Ecco perchè, a Milano, la Caritas Ambrosiana, con finanziamento dell'UBI Banca, ha inaugurato "Quei 110 metri quadrati per ricominciare", il primo spazio per uomini che hanno perso famiglia e certezze,  un appartamento di 110 metri , da condividere in cinque persone nella stessa situazione a 200 euro al mese, ma solo per sei mesi... tempo ritenuto utile per cercare un'alternativa.
Sempre a Milano,  il 10% degli ospiti dei dormitori pubblici è costituito da uomini usciti da matrimoni infranti e con problemi economici... statistica molto eloquente sulla portata del fenomeno.

Ma se a Milano i padri separati in difficoltà sono 50.000... questo dramma trascurato sta emergendo in tutta Italia e solamente a Roma, finora, il comune ha messo a disposizione dei separati una ventina di appartamenti a condizioni agevolate.

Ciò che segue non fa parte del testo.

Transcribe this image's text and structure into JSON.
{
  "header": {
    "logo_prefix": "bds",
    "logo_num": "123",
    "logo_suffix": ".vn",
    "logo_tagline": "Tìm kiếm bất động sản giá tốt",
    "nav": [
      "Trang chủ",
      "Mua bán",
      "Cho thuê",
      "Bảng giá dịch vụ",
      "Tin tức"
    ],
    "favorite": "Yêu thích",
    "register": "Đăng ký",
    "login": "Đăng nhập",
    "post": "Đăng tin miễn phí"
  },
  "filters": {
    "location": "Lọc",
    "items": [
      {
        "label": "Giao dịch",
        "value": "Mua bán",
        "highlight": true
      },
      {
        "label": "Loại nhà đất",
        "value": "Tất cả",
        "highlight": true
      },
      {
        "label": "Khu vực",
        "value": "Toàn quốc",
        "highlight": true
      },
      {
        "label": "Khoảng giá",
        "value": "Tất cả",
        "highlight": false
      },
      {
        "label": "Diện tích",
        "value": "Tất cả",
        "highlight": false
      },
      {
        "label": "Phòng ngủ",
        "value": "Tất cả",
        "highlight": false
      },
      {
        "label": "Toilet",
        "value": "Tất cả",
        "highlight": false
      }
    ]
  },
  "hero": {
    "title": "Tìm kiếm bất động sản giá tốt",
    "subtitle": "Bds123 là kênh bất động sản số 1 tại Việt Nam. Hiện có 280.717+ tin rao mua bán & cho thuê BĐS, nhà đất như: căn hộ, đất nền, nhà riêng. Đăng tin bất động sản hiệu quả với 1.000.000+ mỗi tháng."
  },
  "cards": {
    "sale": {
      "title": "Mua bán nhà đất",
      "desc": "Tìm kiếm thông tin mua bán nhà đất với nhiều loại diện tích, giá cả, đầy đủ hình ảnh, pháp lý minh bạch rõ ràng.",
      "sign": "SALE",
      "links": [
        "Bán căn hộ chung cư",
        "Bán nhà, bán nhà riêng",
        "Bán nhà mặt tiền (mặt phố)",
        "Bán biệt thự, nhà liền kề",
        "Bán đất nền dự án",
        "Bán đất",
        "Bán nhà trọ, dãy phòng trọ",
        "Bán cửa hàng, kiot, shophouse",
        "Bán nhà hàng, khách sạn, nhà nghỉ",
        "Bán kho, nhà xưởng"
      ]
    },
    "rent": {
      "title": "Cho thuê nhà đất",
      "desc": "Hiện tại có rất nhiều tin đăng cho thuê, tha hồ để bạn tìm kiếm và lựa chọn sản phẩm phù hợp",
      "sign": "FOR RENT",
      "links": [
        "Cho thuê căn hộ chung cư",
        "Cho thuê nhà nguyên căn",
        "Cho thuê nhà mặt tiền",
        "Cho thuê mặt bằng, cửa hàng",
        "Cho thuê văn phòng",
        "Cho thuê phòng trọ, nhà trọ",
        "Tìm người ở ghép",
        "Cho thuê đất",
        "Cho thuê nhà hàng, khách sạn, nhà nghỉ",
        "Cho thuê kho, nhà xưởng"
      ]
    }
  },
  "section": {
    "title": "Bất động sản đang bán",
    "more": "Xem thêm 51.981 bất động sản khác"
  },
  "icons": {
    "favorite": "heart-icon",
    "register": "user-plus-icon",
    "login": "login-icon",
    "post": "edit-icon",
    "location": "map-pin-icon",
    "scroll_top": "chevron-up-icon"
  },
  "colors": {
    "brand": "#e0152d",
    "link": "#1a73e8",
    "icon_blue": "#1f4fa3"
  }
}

Il problema resta latente ma reale dovunque, e ci induce a riflettere su quale sia il senso del matrimonio e della famiglia oggi; non stupisce che il numero di matrimoni sia in caduta libera... se le prospettive di fronte ad un eventuale fallimento sono queste...

venerdì 14 gennaio 2011

Quando gli uomini... fanno la spesa

E' sabato, per molti giorno del bagno di folla al centro commerciale della zona. E' la sagra settimanale dello shopping familiare da sopravvivenza, gruppi di umanoidi si agitano negli spazi di vendita in formazione famiglia al completo, ma capita anche che sia qualche marito o qualche moglie scompagnata a dover fare gli acquisti.
Se trattasi di soggetto maschile, il comportamento standard è più o meno il seguente.
Un vero macho varca con sicurezza le porte automatiche scorrevoli e, se non ha moneta, frega un carrello alla prima donna in catalessi davanti ad una vetrina. 
Legge la lista della spesa, che alle prime due voci patatine e birra (le ha inserite lui), le altre, pane, latte, pasta, pomodori pelati, carta igienica, carne, uova e acqua minerale gliele ha dettate la moglie.
Seguendo le frecce direzionali si imbatte (non casualmente) nel reparto multimedia dove trascorre una buona mezz'ora nel confrontare i prezzi e le caratteristiche di tutti i nuovi telefonini.
Nei cinquantasei  schermi piatti LCD stanno trasmettendo la differita dell'ultima partita della nazionale, si incanta a guardare il gioco e non si accorge che gli squilla il telefonino; dopo la quinta chiamata persa, si rende conto che il tempo stringe,  mette nel carrello la metà delle cibarie elencate e si reca alle casse, pagando senza controllare il conto.
Quando arriva a casa dove la famiglia lo attende per cenare, è costretto a scendere al negozietto sottostante per comprare le cose necessarie della lista, quelle che non ha comprato al supermercato perchè "erano terminate!", ha detto alla moglie.